Claire employs a lifespan approach to the development of healthy and resilient families. In her clinical practice she supports perinatal people and those planning for pregnancy in the community of South East London. Her clinical work and research focus on the intergenerational transmission of risk for mental health and disease and opportunities for intervention to prevent adverse developmental trajectories. 

Claire’s areas of focus include the preconception and perinatal periods and, although she is an epidemiologist by training, she uses a range of methodologies to translate her work from the level of the bench or the database, to the bedside, to policymakers, and to the public. This includes policy-oriented and clinically relevant evidence synthesis and codesign and evaluation of complex interventions. 

She is particularly interested in how parental multimorbid physical and mental ill health and substance misuse come together in the preconception and perinatal periods to shape offspring outcomes across generations. During her Harkness Fellowship, she investigated the influence of racial inequalities on parental mental health outcomes. 

Project Overview: Perinatal mental illness affects around 1 in 5 birthing people globally and is associated with adverse outcomes for those affected and their families. Such adverse outcomes are not inevitable and there is now good evidence for a range of both preventive and treatment interventions.
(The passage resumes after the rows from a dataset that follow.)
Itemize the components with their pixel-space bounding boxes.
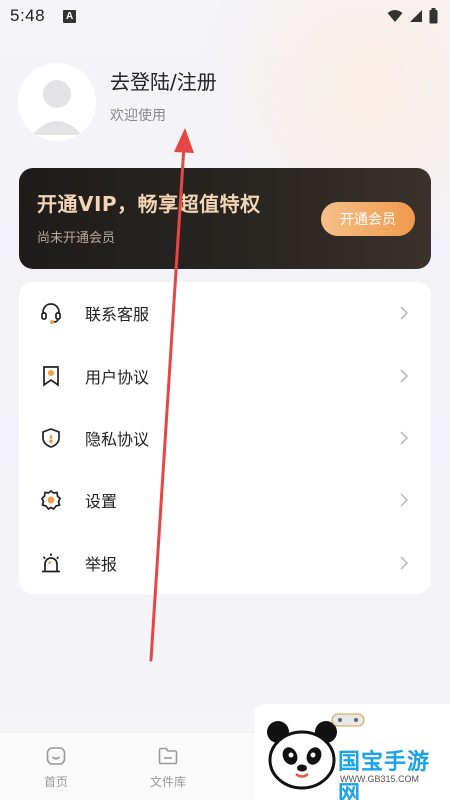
chevron-right-icon bbox=[397, 369, 411, 383]
menu-item-privacy-policy[interactable]: 隐私协议 bbox=[19, 407, 431, 469]
chevron-right-icon bbox=[397, 431, 411, 445]
watermark-brand: 国宝手游网 bbox=[338, 750, 431, 800]
avatar[interactable] bbox=[18, 63, 96, 141]
open-vip-button[interactable]: 开通会员 bbox=[321, 202, 415, 236]
shield-icon bbox=[39, 426, 63, 450]
menu-label: 举报 bbox=[85, 554, 118, 574]
signal-icon bbox=[410, 10, 422, 22]
menu-item-user-agreement[interactable]: 用户协议 bbox=[19, 344, 431, 406]
avatar-placeholder-icon bbox=[18, 63, 96, 141]
wifi-icon bbox=[387, 10, 403, 22]
watermark: 国宝手游网 WWW.GB315.COM bbox=[254, 704, 450, 800]
menu-label: 联系客服 bbox=[85, 305, 150, 325]
headset-icon bbox=[39, 301, 63, 325]
welcome-text: 欢迎使用 bbox=[110, 107, 166, 124]
profile-section[interactable]: 去登陆/注册 欢迎使用 bbox=[18, 62, 418, 142]
bookmark-icon bbox=[39, 364, 63, 388]
menu-list: 联系客服 用户协议 隐私协议 设置 举报 bbox=[19, 282, 431, 594]
menu-label: 用户协议 bbox=[85, 367, 150, 387]
menu-item-report[interactable]: 举报 bbox=[19, 532, 431, 594]
menu-label: 设置 bbox=[85, 492, 118, 512]
notification-icon: A bbox=[63, 9, 77, 23]
profile-text: 去登陆/注册 欢迎使用 bbox=[110, 70, 217, 125]
chevron-right-icon bbox=[397, 556, 411, 570]
folder-icon bbox=[158, 747, 178, 765]
gear-icon bbox=[39, 488, 63, 512]
menu-label: 隐私协议 bbox=[85, 429, 150, 449]
nav-item-file-library[interactable]: 文件库 bbox=[138, 745, 198, 790]
alarm-icon bbox=[39, 551, 63, 575]
status-time: 5:48 bbox=[10, 6, 46, 25]
watermark-url: WWW.GB315.COM bbox=[340, 774, 420, 784]
login-register-link[interactable]: 去登陆/注册 bbox=[110, 66, 217, 95]
nav-label: 首页 bbox=[43, 775, 68, 789]
menu-item-settings[interactable]: 设置 bbox=[19, 469, 431, 531]
home-icon bbox=[46, 747, 66, 765]
battery-icon bbox=[429, 8, 438, 24]
chevron-right-icon bbox=[397, 306, 411, 320]
nav-label: 文件库 bbox=[149, 775, 186, 789]
gamepad-icon bbox=[331, 713, 365, 727]
chevron-right-icon bbox=[397, 493, 411, 507]
status-bar: 5:48 A bbox=[0, 0, 450, 32]
vip-card[interactable]: 开通VIP，畅享超值特权 尚未开通会员 开通会员 bbox=[19, 168, 431, 269]
status-icons bbox=[387, 8, 438, 24]
menu-item-contact-service[interactable]: 联系客服 bbox=[19, 282, 431, 344]
nav-item-home[interactable]: 首页 bbox=[26, 745, 86, 790]
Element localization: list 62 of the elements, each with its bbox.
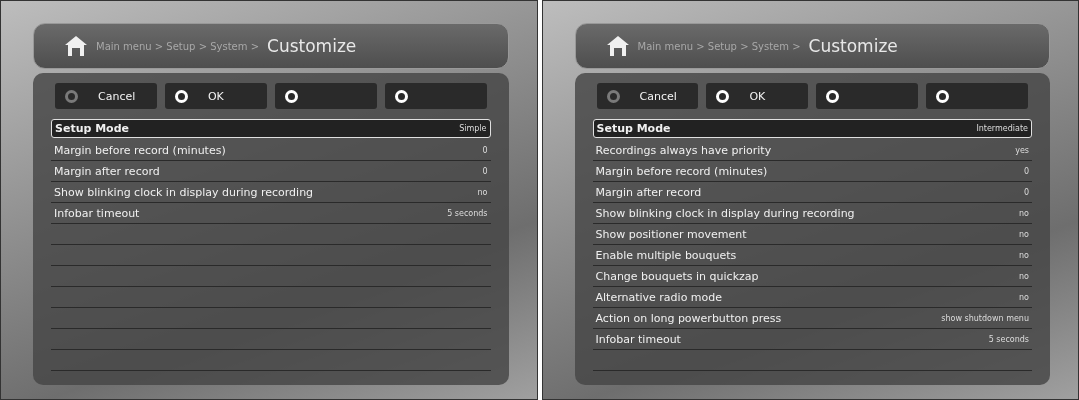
setting-label: Action on long powerbutton press — [595, 311, 782, 325]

There are well-documented inequalities in mental health outcomes across a range of social determinants, including race; such inequalities are also apparent during the perinatal period. There are also racial disparities in mental health care delivery during the perinatal period.

Racial inequalities in perinatal mental health are now being recognized as key policy priorities in both the United States and the United Kingdom. In the recent White House Blueprint for Addressing the Maternal Health Crisis, a commitment was made to expand the Safety Program in Perinatal Care to address these inequalities. Likewise, in England, the Department of Health and Social Care’s Maternity Disparities Taskforce has been established to focus on the health of ethnic minority women in response to the findings of the Women’s Health Strategy published in 2022. 

Using routinely collected epidemiological data, this project will investigate the drivers of these racial inequalities in access to perinatal mental health services and associated maternal and child outcomes. It also will utilize qualitative approaches to explore current initiatives to reduce inequalities. Findings have the potential to inform the development of culturally sensitive interventions to promote equity in this area for underserved populations.